Traumatic brain injury or TBI happens when a sudden trauma causes damage to the brain.
While most folks associate TBI with professional athletes, brain injury often happens to the very young.
Brain injury from accidents
Purva Grover, M.D., of Cleveland Clinic Children’s said often times severe brain injury can happen with something as common as a parent tripping and falling while holding a child.
“More than two times the height of the child is considered traumatic, because that can make a huge impact to the brain,” said Dr. Grover.
Dr. Grover said children can even suffer TBI as the result of horseplay at home.
If one child pushes another child, they could hit their head on the floor, or a wall, causing injury.
Sometimes places that may seem perfectly safe for infants, such as car seats and high chairs can pose a risk for TBI if parents aren’t careful.
High chairs placed too closely to tables allow children to kick their feet off of the table and push the chair over backwards.
Dr. Grover said car seat injuries can happen even when a child is buckled in.
“We’re ready to go outside somewhere, the child is buckled up appropriately in a car seat, we put the car seat on a counter, because, ‘I’m just going to grab my purse,’ or whatever, and the next thing you know is just by the inertia of the rocking motion, the child can fall down,” said Dr. Grover
Symptoms of traumatic brain injury can be mild, moderate or severe depending on how badly the brain has been damaged.

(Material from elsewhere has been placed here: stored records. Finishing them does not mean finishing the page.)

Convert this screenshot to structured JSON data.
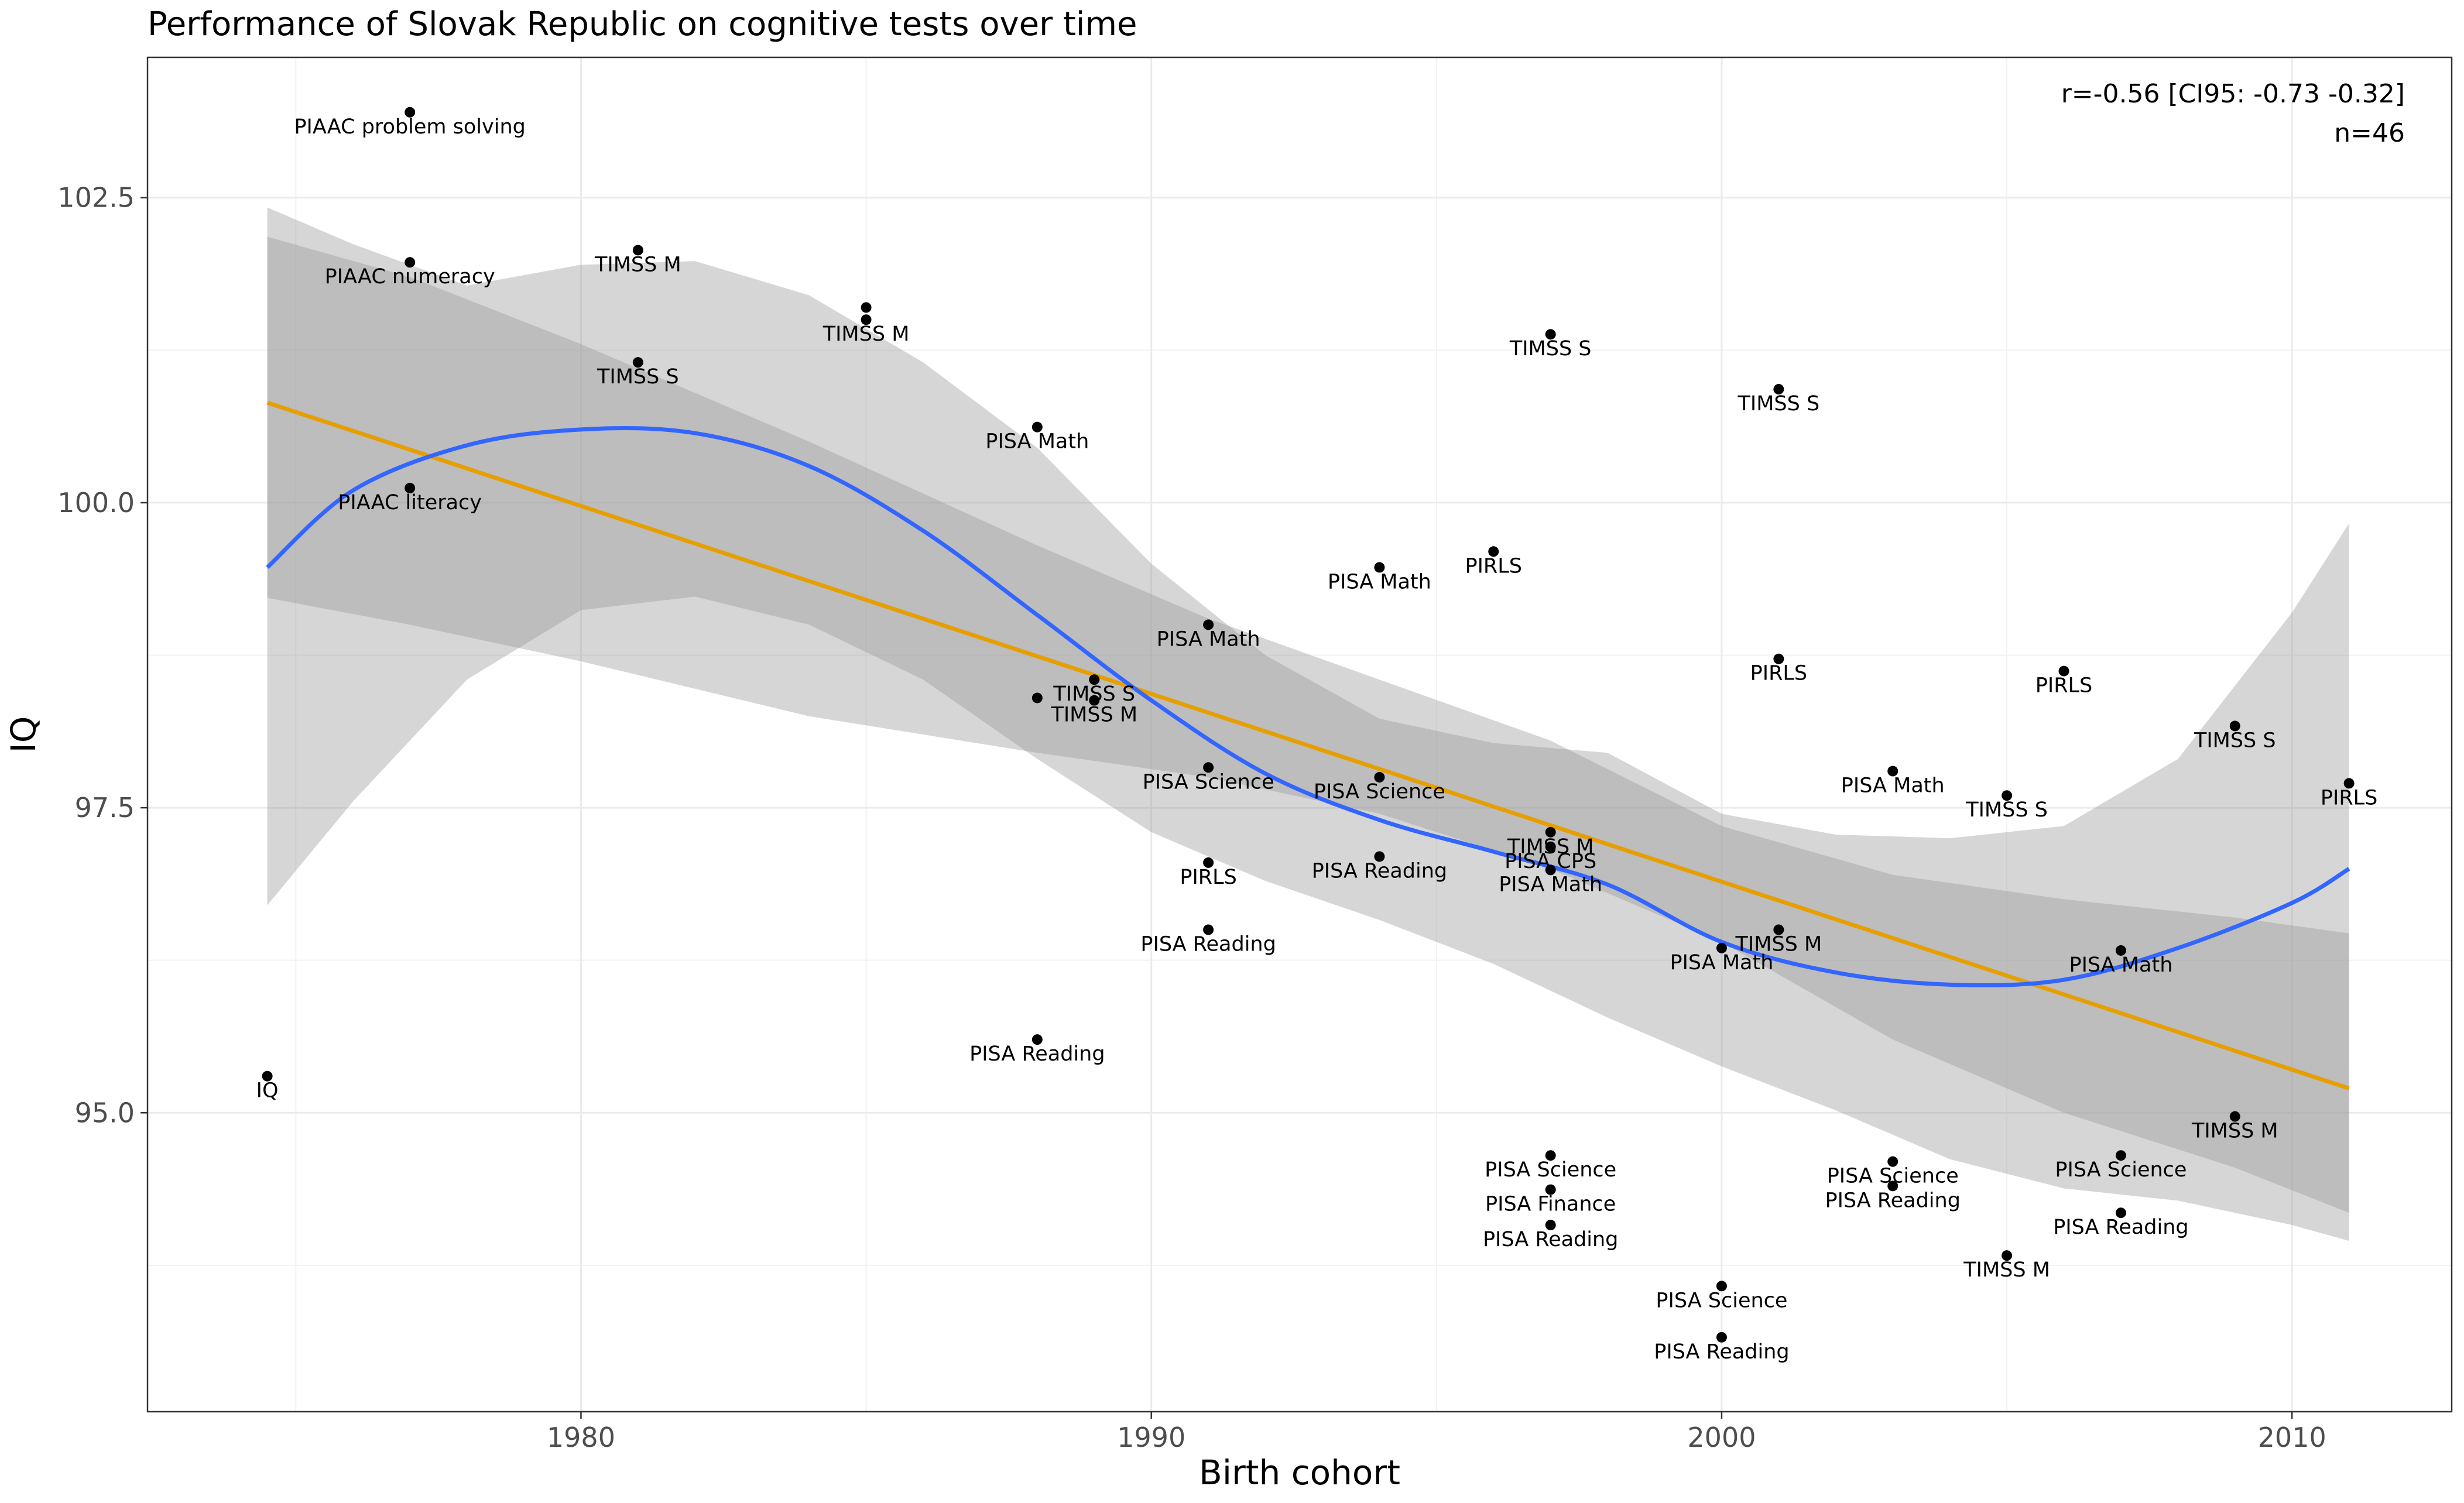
{
  "chart_data": {
    "type": "scatter",
    "title": "Performance of Slovak Republic on cognitive tests over time",
    "xlabel": "Birth cohort",
    "ylabel": "IQ",
    "xlim": [
      1972.4,
      2012.8
    ],
    "ylim": [
      92.55,
      103.65
    ],
    "x_ticks": [
      1980,
      1990,
      2000,
      2010
    ],
    "x_tick_labels": [
      "1980",
      "1990",
      "2000",
      "2010"
    ],
    "y_ticks": [
      95.0,
      97.5,
      100.0,
      102.5
    ],
    "y_tick_labels": [
      "95.0",
      "97.5",
      "100.0",
      "102.5"
    ],
    "grid": true,
    "annotation_lines": [
      "r=-0.56 [CI95: -0.73 -0.32]",
      "n=46"
    ],
    "annotation_placement": "top-right",
    "colors": {
      "points": "#000000",
      "linear_fit": "#E69F00",
      "loess_fit": "#3366FF",
      "ribbon": "#999999",
      "grid": "#ebebeb",
      "panel_border": "#333333"
    },
    "points": [
      {
        "label": "IQ",
        "x": 1974.5,
        "y": 95.3
      },
      {
        "label": "PIAAC problem solving",
        "x": 1977.0,
        "y": 103.2
      },
      {
        "label": "PIAAC numeracy",
        "x": 1977.0,
        "y": 101.97
      },
      {
        "label": "PIAAC literacy",
        "x": 1977.0,
        "y": 100.12
      },
      {
        "label": "TIMSS M",
        "x": 1981.0,
        "y": 102.07
      },
      {
        "label": "TIMSS S",
        "x": 1981.0,
        "y": 101.15
      },
      {
        "label": "",
        "x": 1985.0,
        "y": 101.6
      },
      {
        "label": "TIMSS M",
        "x": 1985.0,
        "y": 101.5
      },
      {
        "label": "PISA Math",
        "x": 1988.0,
        "y": 100.62
      },
      {
        "label": "",
        "x": 1988.0,
        "y": 98.4
      },
      {
        "label": "PISA Reading",
        "x": 1988.0,
        "y": 95.6
      },
      {
        "label": "TIMSS S",
        "x": 1989.0,
        "y": 98.55
      },
      {
        "label": "TIMSS M",
        "x": 1989.0,
        "y": 98.38
      },
      {
        "label": "PISA Math",
        "x": 1991.0,
        "y": 99.0
      },
      {
        "label": "PISA Science",
        "x": 1991.0,
        "y": 97.83
      },
      {
        "label": "PIRLS",
        "x": 1991.0,
        "y": 97.05
      },
      {
        "label": "PISA Reading",
        "x": 1991.0,
        "y": 96.5
      },
      {
        "label": "PISA Math",
        "x": 1994.0,
        "y": 99.47
      },
      {
        "label": "PISA Science",
        "x": 1994.0,
        "y": 97.75
      },
      {
        "label": "PISA Reading",
        "x": 1994.0,
        "y": 97.1
      },
      {
        "label": "PIRLS",
        "x": 1996.0,
        "y": 99.6
      },
      {
        "label": "TIMSS S",
        "x": 1997.0,
        "y": 101.38
      },
      {
        "label": "TIMSS M",
        "x": 1997.0,
        "y": 97.3
      },
      {
        "label": "PISA CPS",
        "x": 1997.0,
        "y": 97.18
      },
      {
        "label": "PISA Math",
        "x": 1997.0,
        "y": 96.99
      },
      {
        "label": "PISA Science",
        "x": 1997.0,
        "y": 94.65
      },
      {
        "label": "PISA Finance",
        "x": 1997.0,
        "y": 94.37
      },
      {
        "label": "PISA Reading",
        "x": 1997.0,
        "y": 94.08
      },
      {
        "label": "PISA Math",
        "x": 2000.0,
        "y": 96.35
      },
      {
        "label": "PISA Science",
        "x": 2000.0,
        "y": 93.58
      },
      {
        "label": "PISA Reading",
        "x": 2000.0,
        "y": 93.16
      },
      {
        "label": "TIMSS S",
        "x": 2001.0,
        "y": 100.93
      },
      {
        "label": "PIRLS",
        "x": 2001.0,
        "y": 98.72
      },
      {
        "label": "TIMSS M",
        "x": 2001.0,
        "y": 96.5
      },
      {
        "label": "PISA Math",
        "x": 2003.0,
        "y": 97.8
      },
      {
        "label": "PISA Science",
        "x": 2003.0,
        "y": 94.6
      },
      {
        "label": "PISA Reading",
        "x": 2003.0,
        "y": 94.4
      },
      {
        "label": "TIMSS S",
        "x": 2005.0,
        "y": 97.6
      },
      {
        "label": "TIMSS M",
        "x": 2005.0,
        "y": 93.83
      },
      {
        "label": "PIRLS",
        "x": 2006.0,
        "y": 98.62
      },
      {
        "label": "PISA Math",
        "x": 2007.0,
        "y": 96.33
      },
      {
        "label": "PISA Science",
        "x": 2007.0,
        "y": 94.65
      },
      {
        "label": "PISA Reading",
        "x": 2007.0,
        "y": 94.18
      },
      {
        "label": "TIMSS S",
        "x": 2009.0,
        "y": 98.17
      },
      {
        "label": "TIMSS M",
        "x": 2009.0,
        "y": 94.97
      },
      {
        "label": "PIRLS",
        "x": 2011.0,
        "y": 97.7
      }
    ],
    "series": [
      {
        "type": "linear_fit",
        "color": "#E69F00",
        "x": [
          1974.5,
          2011.0
        ],
        "y": [
          100.82,
          95.2
        ],
        "ci_lower": [
          99.22,
          94.18
        ],
        "ci_upper": [
          102.18,
          96.47
        ],
        "ci_x": [
          1974.5,
          1977.0,
          1980.0,
          1984.0,
          1988.0,
          1991.0,
          1994.0,
          1997.0,
          2000.0,
          2003.0,
          2006.0,
          2009.0,
          2011.0
        ],
        "ci_lo": [
          99.22,
          99.0,
          98.7,
          98.25,
          97.95,
          97.75,
          97.45,
          97.0,
          96.4,
          95.6,
          95.0,
          94.55,
          94.18
        ],
        "ci_hi": [
          102.18,
          101.85,
          101.3,
          100.5,
          99.65,
          99.05,
          98.55,
          98.05,
          97.35,
          96.95,
          96.75,
          96.6,
          96.47
        ]
      },
      {
        "type": "loess_fit",
        "color": "#3366FF",
        "x": [
          1974.5,
          1976.0,
          1978.0,
          1980.0,
          1982.0,
          1984.0,
          1986.0,
          1988.0,
          1990.0,
          1992.0,
          1994.0,
          1996.0,
          1998.0,
          2000.0,
          2002.0,
          2004.0,
          2006.0,
          2008.0,
          2010.0,
          2011.0
        ],
        "y": [
          99.47,
          100.1,
          100.47,
          100.6,
          100.57,
          100.3,
          99.77,
          99.08,
          98.38,
          97.78,
          97.4,
          97.14,
          96.87,
          96.4,
          96.15,
          96.05,
          96.09,
          96.35,
          96.72,
          97.0
        ],
        "ci_lower": [
          96.7,
          97.55,
          98.55,
          99.12,
          99.23,
          99.0,
          98.55,
          97.9,
          97.3,
          96.9,
          96.58,
          96.22,
          95.78,
          95.38,
          95.02,
          94.62,
          94.38,
          94.28,
          94.08,
          93.95
        ],
        "ci_upper": [
          102.42,
          102.12,
          101.78,
          101.95,
          101.98,
          101.7,
          101.15,
          100.45,
          99.5,
          98.75,
          98.23,
          98.03,
          97.95,
          97.45,
          97.28,
          97.25,
          97.35,
          97.9,
          99.1,
          99.83
        ]
      }
    ]
  }
}
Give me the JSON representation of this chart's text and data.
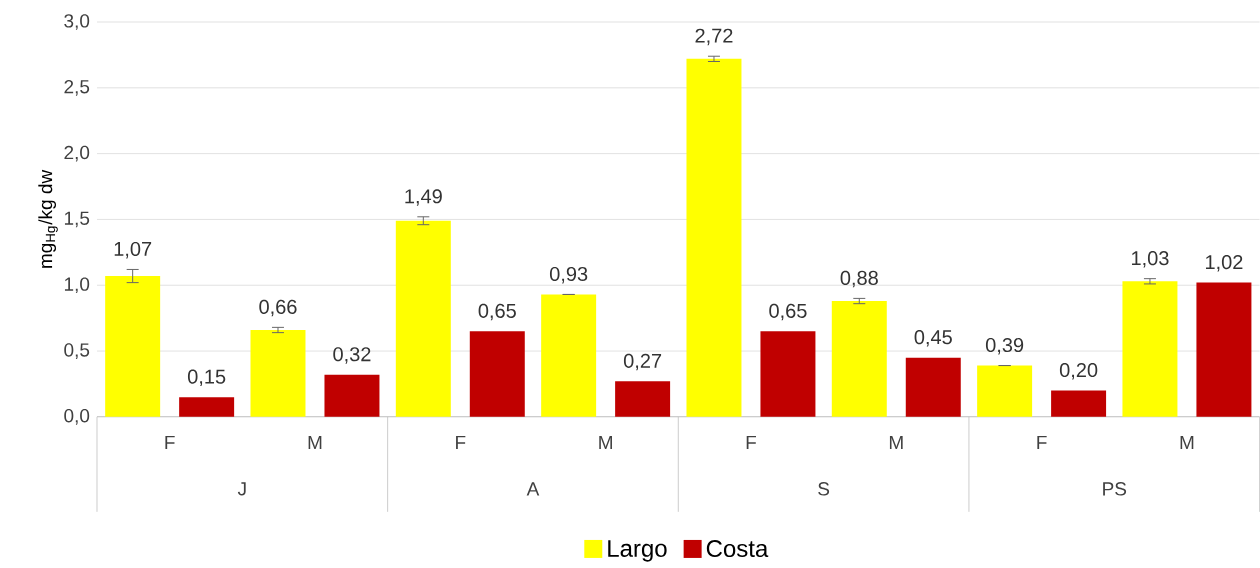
{
  "chart_data": {
    "type": "bar",
    "ylabel": "mg$_{Hg}$/kg dw",
    "categories": [
      "F",
      "M",
      "F",
      "M",
      "F",
      "M",
      "F",
      "M"
    ],
    "annotations": [
      "J",
      "A",
      "S",
      "PS"
    ],
    "series": [
      {
        "name": "Largo",
        "color": "#ffff00",
        "values": [
          1.07,
          0.66,
          1.49,
          0.93,
          2.72,
          0.88,
          0.39,
          1.03
        ],
        "errors": [
          0.05,
          0.02,
          0.03,
          null,
          0.02,
          0.02,
          null,
          0.02
        ],
        "value_labels": [
          "1,07",
          "0,66",
          "1,49",
          "0,93",
          "2,72",
          "0,88",
          "0,39",
          "1,03"
        ]
      },
      {
        "name": "Costa",
        "color": "#c00000",
        "values": [
          0.15,
          0.32,
          0.65,
          0.27,
          0.65,
          0.45,
          0.2,
          1.02
        ],
        "value_labels": [
          "0,15",
          "0,32",
          "0,65",
          "0,27",
          "0,65",
          "0,45",
          "0,20",
          "1,02"
        ]
      }
    ],
    "ylim": [
      0,
      3
    ],
    "yticks": [
      {
        "value": 0,
        "label": "0,0"
      },
      {
        "value": 0.5,
        "label": "0,5"
      },
      {
        "value": 1,
        "label": "1,0"
      },
      {
        "value": 1.5,
        "label": "1,5"
      },
      {
        "value": 2,
        "label": "2,0"
      },
      {
        "value": 2.5,
        "label": "2,5"
      },
      {
        "value": 3,
        "label": "3,0"
      }
    ],
    "grid": "y",
    "legend": "bottom"
  }
}
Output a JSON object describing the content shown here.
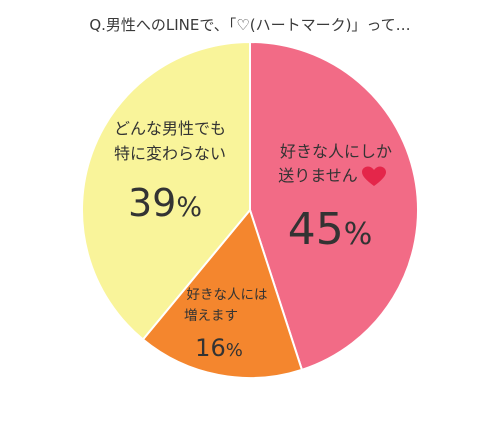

Dr. Grover said a brain injury does not just impact the brain’s ability to think. Because the brain controls all functions, a child may have life-threatening reactions as a result of TBI, such as difficulty breathing or maintaining a regular heartbeat.
If a child begins vomiting, shows weakness in one side of the body or complains of a headache after hitting their head, they should be brought to an emergency department right away.